Ama sorup öğrendimki kendi kaleminden dökülmüş.. Helal olsun valla oldukça güzel yazıyorsun..
 
Ben şu kısımı anlayamadım. "Eşi düşüpte kafasını çarpınca kocasını aramış ve yardım istemişti. Hayatta en çok sevdiğinden başkası en zor anında bile aklına gelmemişti ama kocası onu bir kazak parasına bebeğiyle birlikte bilmeden ölüme terketmişti." "...onu bir kazak parasıına..." derken, hikayeye göre kazağın parasından dolayı değil de hoş bir süpriz olsun diye geciktiriyor kazak almayı. (Yoksa ben mi yanlış anladım?) Yani anladığım kadarıyla ölümle ilgili parasal bi kaçınma durumu yok. Burada sanırım hata; cep telefonuna bakmaması, duymamas,ı sesini kısması vs...

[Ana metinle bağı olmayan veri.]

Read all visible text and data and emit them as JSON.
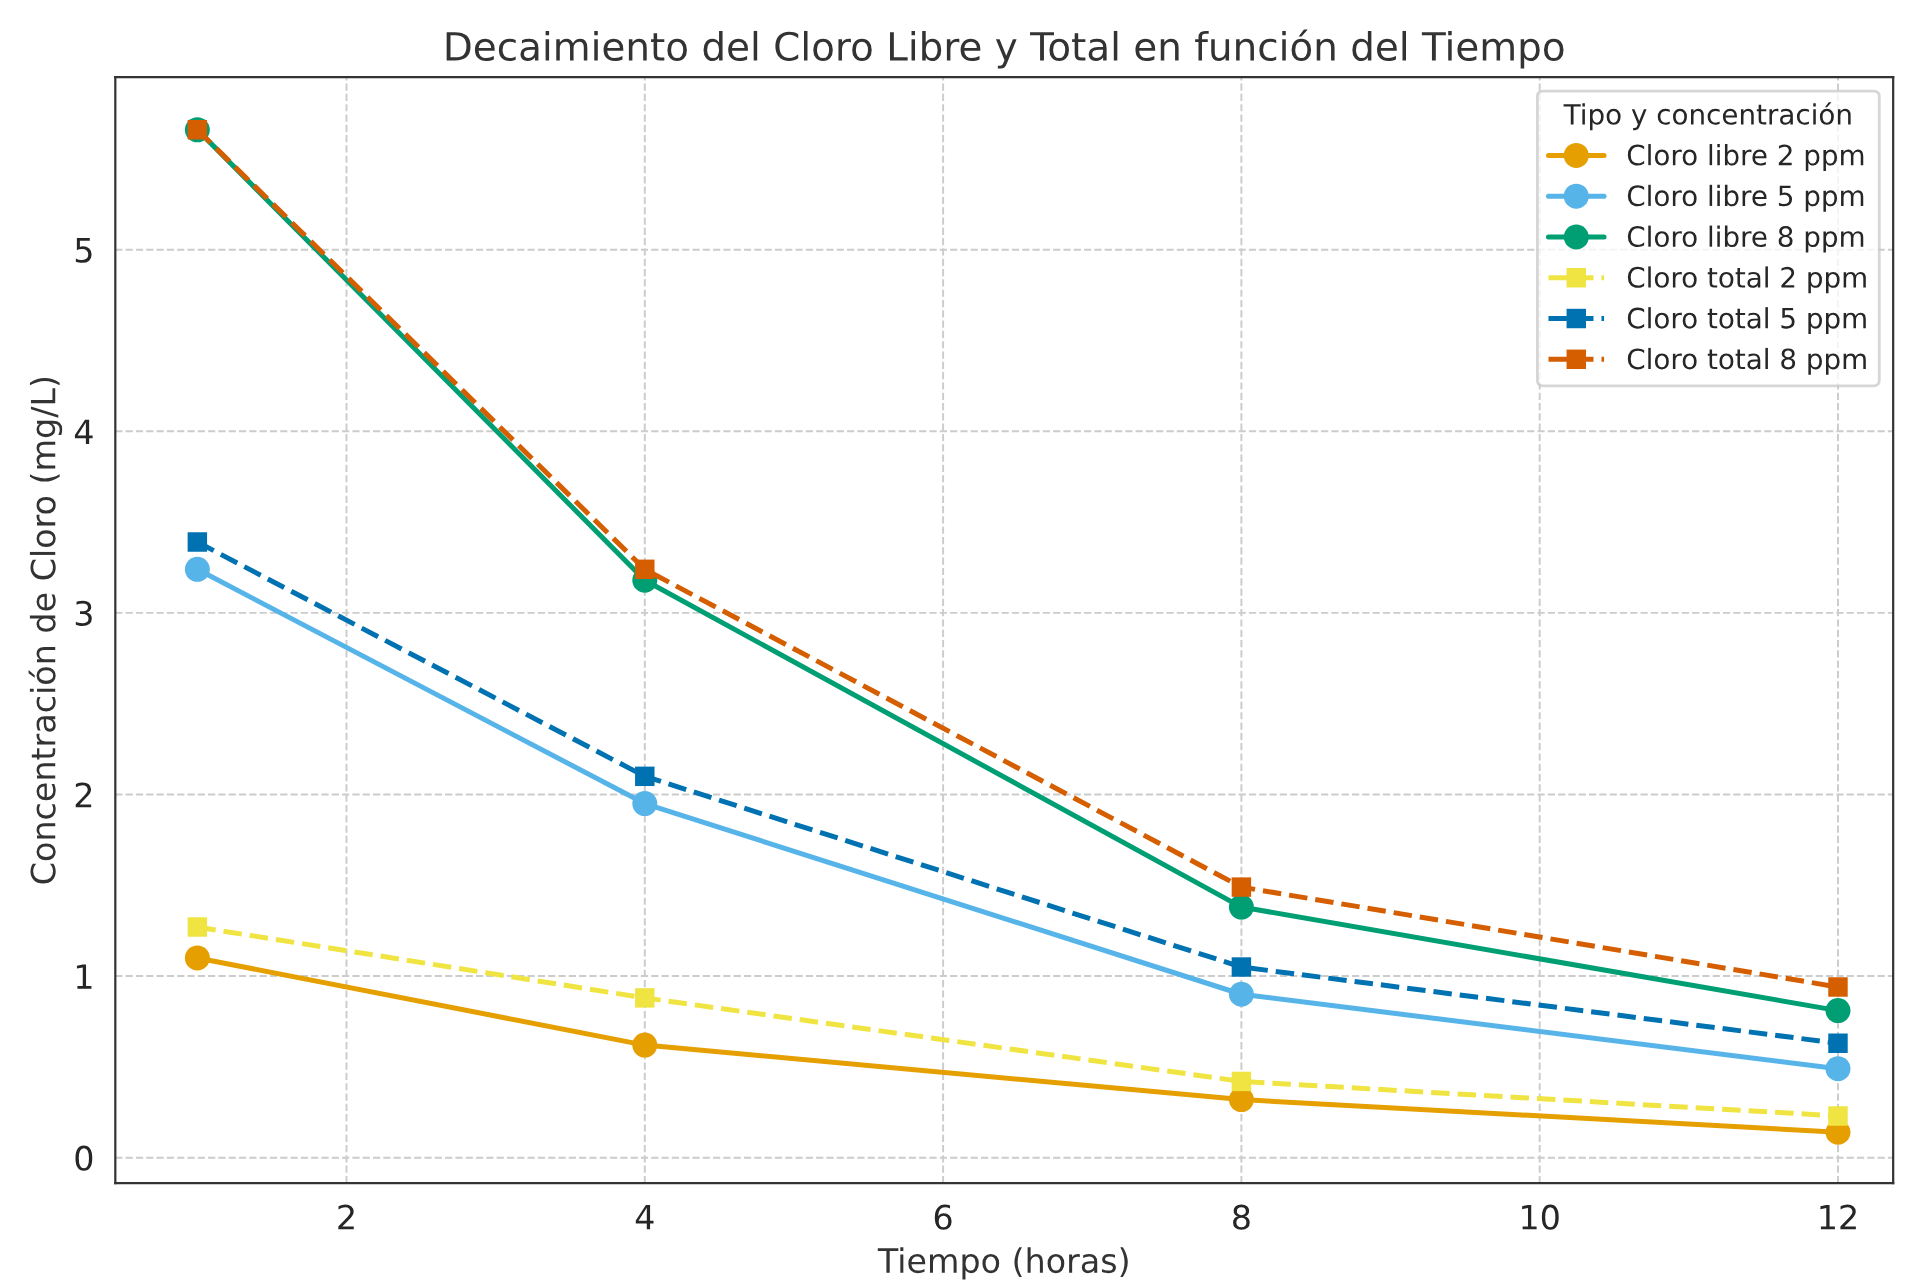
{
  "chart_data": {
    "type": "line",
    "title": "Decaimiento del Cloro Libre y Total en función del Tiempo",
    "xlabel": "Tiempo (horas)",
    "ylabel": "Concentración de Cloro (mg/L)",
    "legend_title": "Tipo y concentración",
    "x": [
      1,
      4,
      8,
      12
    ],
    "series": [
      {
        "name": "Cloro libre 2 ppm",
        "color": "#e69f00",
        "values": [
          1.1,
          0.62,
          0.32,
          0.14
        ],
        "marker": "circle",
        "line_style": "solid"
      },
      {
        "name": "Cloro libre 5 ppm",
        "color": "#56b4e9",
        "values": [
          3.24,
          1.95,
          0.9,
          0.49
        ],
        "marker": "circle",
        "line_style": "solid"
      },
      {
        "name": "Cloro libre 8 ppm",
        "color": "#009e73",
        "values": [
          5.66,
          3.18,
          1.38,
          0.81
        ],
        "marker": "circle",
        "line_style": "solid"
      },
      {
        "name": "Cloro total 2 ppm",
        "color": "#f0e442",
        "values": [
          1.27,
          0.88,
          0.42,
          0.23
        ],
        "marker": "square",
        "line_style": "dashed"
      },
      {
        "name": "Cloro total 5 ppm",
        "color": "#0072b2",
        "values": [
          3.39,
          2.1,
          1.05,
          0.63
        ],
        "marker": "square",
        "line_style": "dashed"
      },
      {
        "name": "Cloro total 8 ppm",
        "color": "#d55e00",
        "values": [
          5.66,
          3.24,
          1.49,
          0.94
        ],
        "marker": "square",
        "line_style": "dashed"
      }
    ],
    "xlim": [
      0.45,
      12.37
    ],
    "ylim": [
      -0.14,
      5.95
    ],
    "xticks": [
      2,
      4,
      6,
      8,
      10,
      12
    ],
    "yticks": [
      0,
      1,
      2,
      3,
      4,
      5
    ],
    "grid": true,
    "legend": "top right"
  }
}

Benim bu hikayeden çıkardığım sonuç: Cep telefonu bazen hayat kurtarabilir ama sesini kısmazsanız.
 
Mediha;bt5167' Alıntı:
Ben bu yazının alıntı olduğunu düşünmüştüm ilk başta itiraf edeyim..
Ama sorup öğrendimki kendi kaleminden dökülmüş.. Helal olsun valla oldukça güzel yazıyorsun..

teşekkür ederim yorumun için

ben kendi yazıalrım dışında yazı poaylaşmıyroum ama bazı yazılarımın altına imza atmayı unuttuğumdan onlar başkaları tarafından sahiplenilmiş :) burada paylaştım ve silmek zorunda kaldım :)
 
A_GEYiK;bt5185' Alıntı:
Ben şu kısımı anlayamadım. "Eşi düşüpte kafasını çarpınca kocasını aramış ve yardım istemişti. Hayatta en çok sevdiğinden başkası en zor anında bile aklına gelmemişti ama kocası onu bir kazak parasına bebeğiyle birlikte bilmeden ölüme terketmişti." "...onu bir kazak parasıına..." derken, hikayeye göre kazağın parasından dolayı değil de hoş bir süpriz olsun diye geciktiriyor kazak almayı. (Yoksa ben mi yanlış anladım?) Yani anladığım kadarıyla ölümle ilgili parasal bi kaçınma durumu yok. Burada sanırım hata; cep telefonuna bakmaması, duymamas,ı sesini kısması vs...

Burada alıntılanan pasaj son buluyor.